Evangelisch im Allgäu – ein bisschen Geschichte

Wie im Bilderbuch: Natur, soweit das Auge reicht.

Eine Landschaft, um sich zu erholen, reich an Kultur und Geschichte. Das Christentum brachten vor ungefähr 1250 Jahren Wandermönche aus St. Gallen zu den Alemannen und Kelten. Der bekannteste unter ihnen war der Heilige Magnus, auch Sankt Mang genannt. Noch heute trägt die größte evangelische Kirche des Allgäus in Kempten seinen Namen, aber auch katholische Kirchen und ein Kemptener Stadtteil sind nach ihm benannt.  

Was viele nicht wissen: Mit der Geschichte unserer Region ist die der evangelischen Kirche eng verbunden. Die Pfarrherren und gebildeten Bürger lasen eifrig reformatorische Schriften. So kam es, dass sich die Reichsstädte Kempten, Kaufbeuren und Lindau sowie (jenseits unseres Dekanatsbezirks) Isny und Memmingen bereits ab 1520 der Reformation anschlossen.

Auf dem 2. Reichstag zu Speyer (1529) gehörte u. a. die Reichsstadt Kempten zu den Unterzeichnern der so genannten Protestatio, die für die "Protestanten" namensgebend wurde. Ein lutherischer Pfarrer an der St.-Mang-Kirche, der Slowene Primus Truber, übersetzte die Bibel für seine Landsleute. Er wurde zum Schöpfer der slowenischen Schriftsprache und die Slowenen ehren ihn bis heute mit seinem Bildnis auf den Banknoten.

St. Stephan in Lindau/B.
Bildrechte J. Martin
Die evangelische Inselkirche St. Stephan in Lindau

Durch die Nähe zur Schweiz gestaltete sich die Frage „reformiert oder lutherisch?“ für die Evangelischen im Allgäu über Jahrzehnte schwierig. Im 16. Jahrhundert wechselten die Städte oft mehrfach ihr Bekenntnis. Vor allem Lindau ging einen Sonderweg, indem es sich zunächst nicht der Confessio Augustana, sondern der sogenannten Tetrapolitana anschloss. Erst als der Augsburger Religionsfriede von 1555 lutherische Besitzstände besser schützte, begann das Luthertum sich im Allgäu durchzusetzen.

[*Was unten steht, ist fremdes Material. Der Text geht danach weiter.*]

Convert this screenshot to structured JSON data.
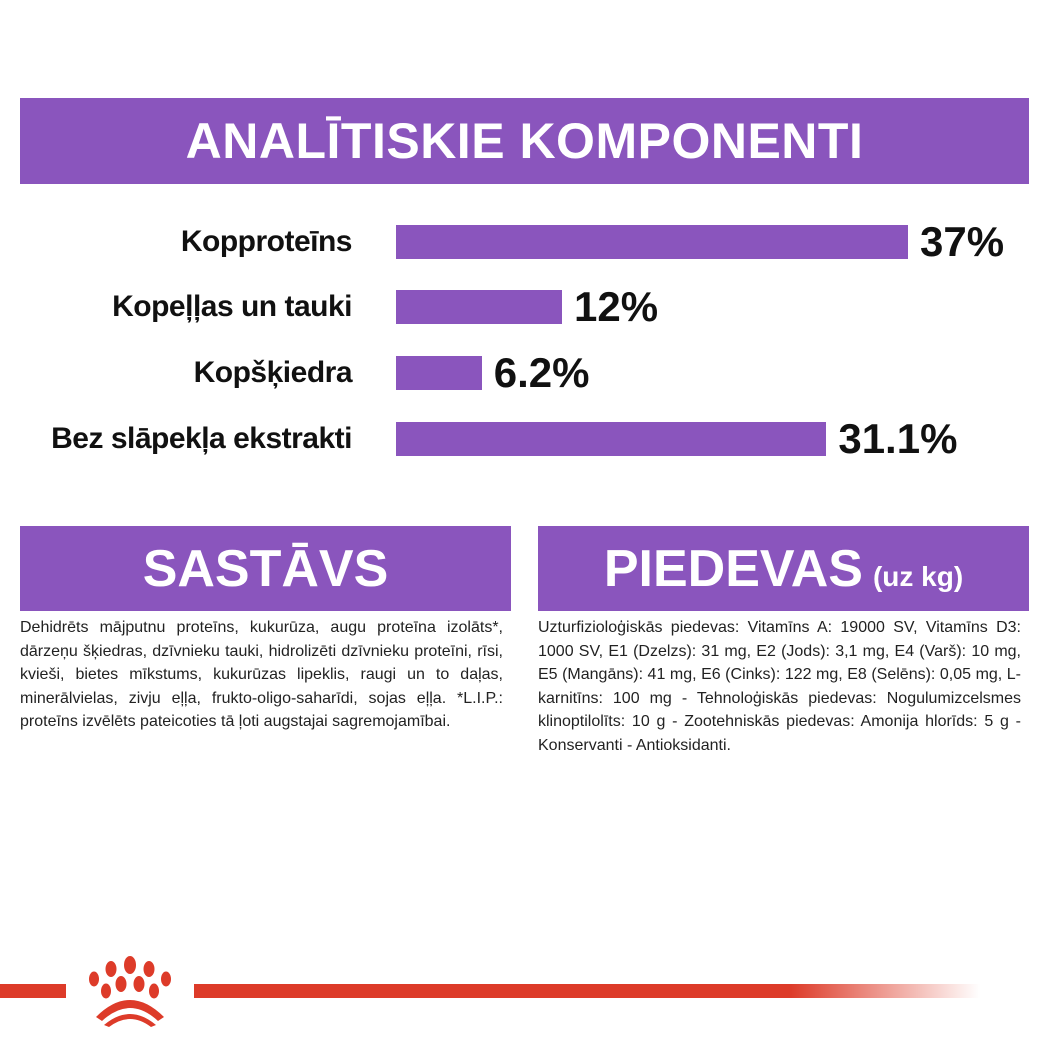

Ein Schatten in der Geschichte sind leidvolle Streitigkeiten mit den katholischen Nachbarn und eine teilweise sehr brutale Verfolgung der Täuferbewegung, die, insbesondere in Kaufbeuren, viele Anhänger besaß. Tiefe konfessionstrennende Spuren haben auch der Bauernkrieg und der Dreißigjährige Krieg im Allgäu hinterlassen.

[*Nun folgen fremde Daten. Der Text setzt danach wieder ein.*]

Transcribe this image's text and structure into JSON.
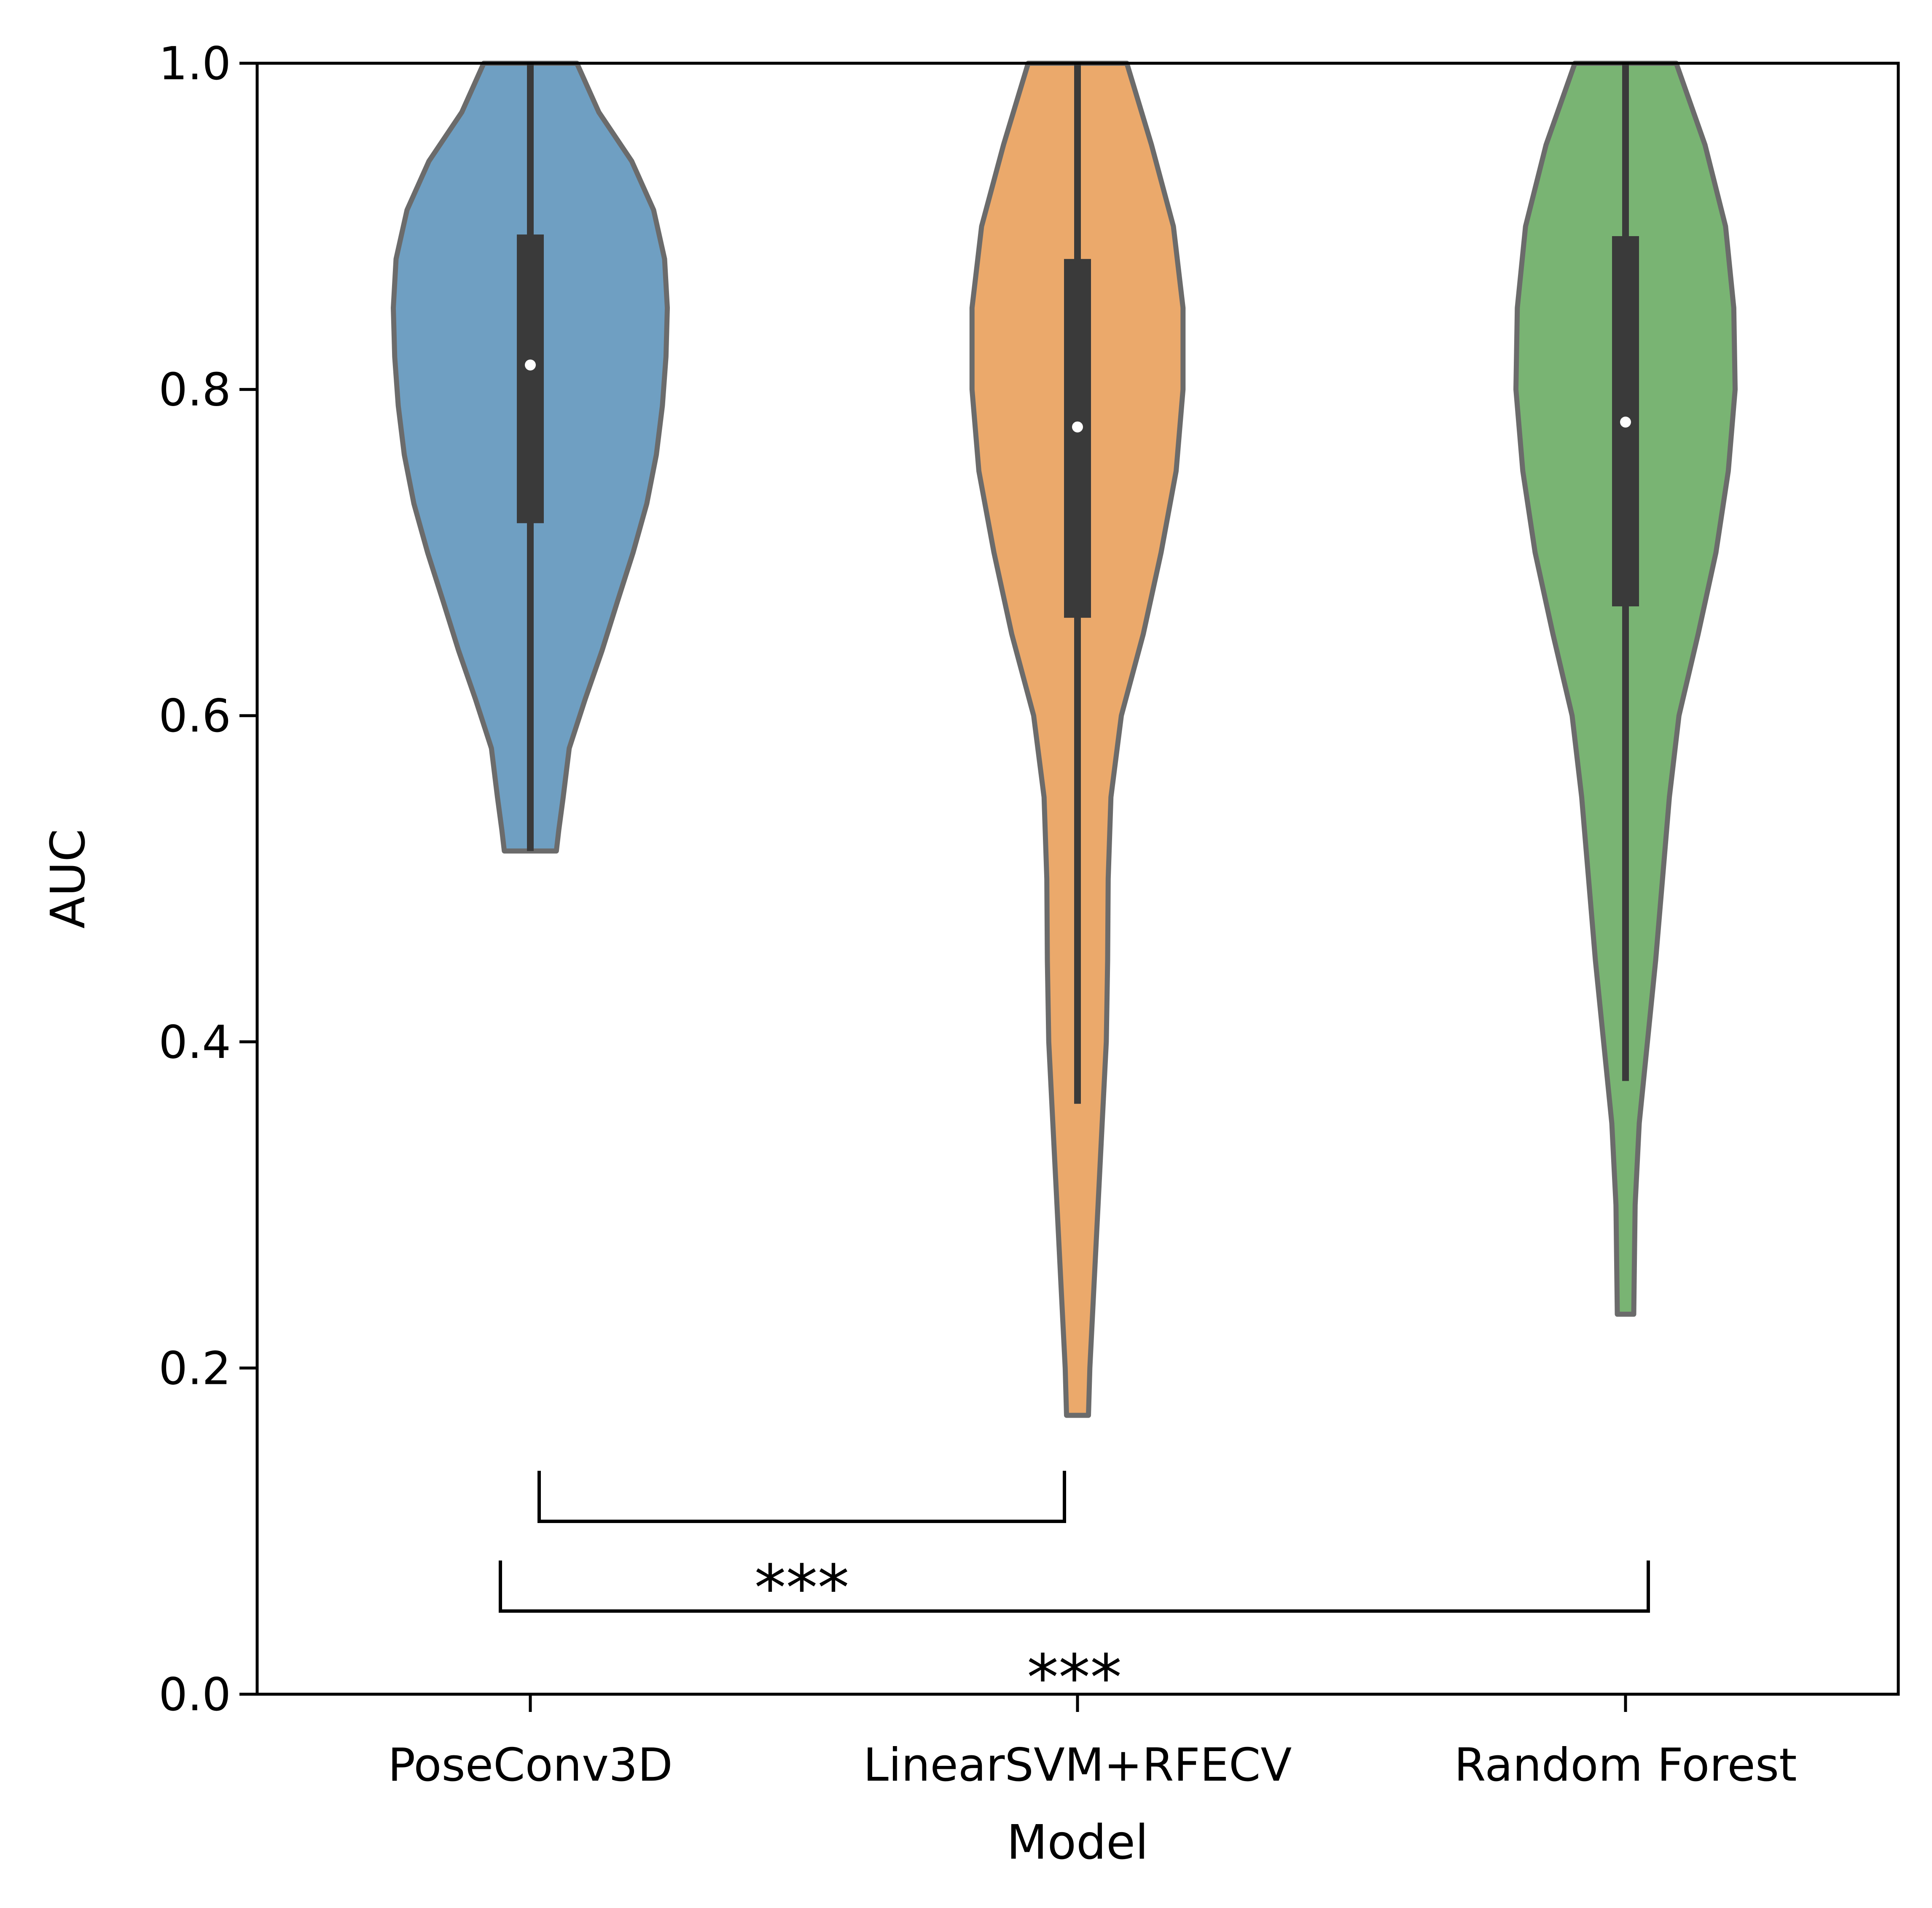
{
  "chart_data": {
    "type": "violin",
    "xlabel": "Model",
    "ylabel": "AUC",
    "ylim": [
      0.0,
      1.0
    ],
    "yticks": [
      "0.0",
      "0.2",
      "0.4",
      "0.6",
      "0.8",
      "1.0"
    ],
    "categories": [
      "PoseConv3D",
      "LinearSVM+RFECV",
      "Random Forest"
    ],
    "series": [
      {
        "category": "PoseConv3D",
        "color": "#6f9fc2",
        "min": 0.517,
        "max": 1.0,
        "q1": 0.718,
        "median": 0.815,
        "q3": 0.895,
        "whisker_low": 0.517,
        "whisker_high": 1.0,
        "profile": [
          [
            0.517,
            0.095
          ],
          [
            0.53,
            0.104
          ],
          [
            0.55,
            0.12
          ],
          [
            0.58,
            0.142
          ],
          [
            0.61,
            0.2
          ],
          [
            0.64,
            0.262
          ],
          [
            0.67,
            0.318
          ],
          [
            0.7,
            0.375
          ],
          [
            0.73,
            0.425
          ],
          [
            0.76,
            0.46
          ],
          [
            0.79,
            0.482
          ],
          [
            0.82,
            0.495
          ],
          [
            0.85,
            0.5
          ],
          [
            0.88,
            0.49
          ],
          [
            0.91,
            0.45
          ],
          [
            0.94,
            0.37
          ],
          [
            0.97,
            0.25
          ],
          [
            1.0,
            0.17
          ]
        ]
      },
      {
        "category": "LinearSVM+RFECV",
        "color": "#eba96b",
        "min": 0.171,
        "max": 1.0,
        "q1": 0.66,
        "median": 0.777,
        "q3": 0.88,
        "whisker_low": 0.362,
        "whisker_high": 1.0,
        "profile": [
          [
            0.171,
            0.04
          ],
          [
            0.2,
            0.045
          ],
          [
            0.25,
            0.06
          ],
          [
            0.3,
            0.075
          ],
          [
            0.35,
            0.09
          ],
          [
            0.4,
            0.105
          ],
          [
            0.45,
            0.11
          ],
          [
            0.5,
            0.112
          ],
          [
            0.55,
            0.122
          ],
          [
            0.6,
            0.16
          ],
          [
            0.65,
            0.24
          ],
          [
            0.7,
            0.305
          ],
          [
            0.75,
            0.36
          ],
          [
            0.8,
            0.385
          ],
          [
            0.85,
            0.385
          ],
          [
            0.9,
            0.35
          ],
          [
            0.95,
            0.27
          ],
          [
            1.0,
            0.18
          ]
        ]
      },
      {
        "category": "Random Forest",
        "color": "#79b473",
        "min": 0.233,
        "max": 1.0,
        "q1": 0.667,
        "median": 0.78,
        "q3": 0.894,
        "whisker_low": 0.376,
        "whisker_high": 1.0,
        "profile": [
          [
            0.233,
            0.03
          ],
          [
            0.26,
            0.032
          ],
          [
            0.3,
            0.035
          ],
          [
            0.35,
            0.05
          ],
          [
            0.4,
            0.08
          ],
          [
            0.45,
            0.11
          ],
          [
            0.5,
            0.135
          ],
          [
            0.55,
            0.16
          ],
          [
            0.6,
            0.195
          ],
          [
            0.65,
            0.265
          ],
          [
            0.7,
            0.33
          ],
          [
            0.75,
            0.375
          ],
          [
            0.8,
            0.4
          ],
          [
            0.85,
            0.395
          ],
          [
            0.9,
            0.365
          ],
          [
            0.95,
            0.29
          ],
          [
            1.0,
            0.185
          ]
        ]
      }
    ],
    "significance": [
      {
        "from": 0,
        "to": 1,
        "label": "***",
        "y_top": 0.137,
        "y_bar": 0.106
      },
      {
        "from": 0,
        "to": 2,
        "label": "***",
        "y_top": 0.082,
        "y_bar": 0.051
      }
    ]
  }
}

Die Verhältnisse begannen sich erst ab 1803 mit der Säkularisation grundlegend zu ändern.

Jetzt entstanden auch auf dem Land erste evangelische Gemeinden. Viele Protestanten zogen ins Allgäu, weil sie an der Bahnlinie München - Lindau bauten. So kam es zu Gottesdienststationen in Günzach, Immenstadt, Sonthofen und Oberstaufen.

Für ebenfalls starken evangelischen Zuzug sorgte der Käse. Die Erfindung seiner Herstellung war ein wichtiger Schritt, der das arme Allgäu reich werden ließ. Die Kunst seiner Haltbarmachung beherrschten vor allem die Schweizer. Sie siedelten hier an und brachten ihren evangelischen Glauben mit.

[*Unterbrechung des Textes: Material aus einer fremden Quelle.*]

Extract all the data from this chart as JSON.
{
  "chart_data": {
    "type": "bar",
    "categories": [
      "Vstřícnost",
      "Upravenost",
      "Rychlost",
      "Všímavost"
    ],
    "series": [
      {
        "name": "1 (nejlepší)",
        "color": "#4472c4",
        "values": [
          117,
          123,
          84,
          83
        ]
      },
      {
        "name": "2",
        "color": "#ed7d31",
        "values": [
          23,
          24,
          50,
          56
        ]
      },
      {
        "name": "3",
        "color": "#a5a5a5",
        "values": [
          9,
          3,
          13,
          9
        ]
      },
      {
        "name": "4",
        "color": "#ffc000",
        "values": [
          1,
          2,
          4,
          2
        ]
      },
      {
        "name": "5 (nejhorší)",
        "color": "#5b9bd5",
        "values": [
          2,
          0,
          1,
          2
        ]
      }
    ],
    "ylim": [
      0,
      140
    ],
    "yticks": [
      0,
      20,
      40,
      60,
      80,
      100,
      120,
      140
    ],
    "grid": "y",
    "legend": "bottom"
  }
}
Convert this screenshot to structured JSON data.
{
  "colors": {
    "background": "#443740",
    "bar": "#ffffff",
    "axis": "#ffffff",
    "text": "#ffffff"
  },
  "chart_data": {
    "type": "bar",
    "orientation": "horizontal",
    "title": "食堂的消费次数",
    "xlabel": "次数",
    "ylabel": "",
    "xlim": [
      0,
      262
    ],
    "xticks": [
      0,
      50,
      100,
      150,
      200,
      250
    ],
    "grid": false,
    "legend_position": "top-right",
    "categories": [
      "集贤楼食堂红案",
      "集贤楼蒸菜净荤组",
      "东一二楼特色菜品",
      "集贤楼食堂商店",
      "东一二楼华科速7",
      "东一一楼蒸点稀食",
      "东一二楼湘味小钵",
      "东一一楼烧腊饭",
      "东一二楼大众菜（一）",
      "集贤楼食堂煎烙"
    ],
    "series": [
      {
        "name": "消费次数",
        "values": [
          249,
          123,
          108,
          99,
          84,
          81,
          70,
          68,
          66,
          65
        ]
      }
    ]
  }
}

Nach dem 2. Weltkrieg kamen evangelische Flüchtlinge in großer Zahl und fanden im Allgäu eine neue, auch geistliche Heimat. In jüngerer Zeit erfolgte ein bedeutsamer Zuwachs durch Aussiedler aus der ehemaligen Sowjetunion.

Inzwischen hat sich das Verhältnis der Konfessionen deutlich entspannt. Am Bodensee gibt es einen konfessions- und länderübergreifenden Kirchentag und Kempten hat sogar eine regionale ACK.

Heute zählt das Dekanat Kempten rund 62.000 Evangelische in 23 Gemeinden. Es umfasst eine Fläche von über 3000 km² und ist damit größer als das Saarland.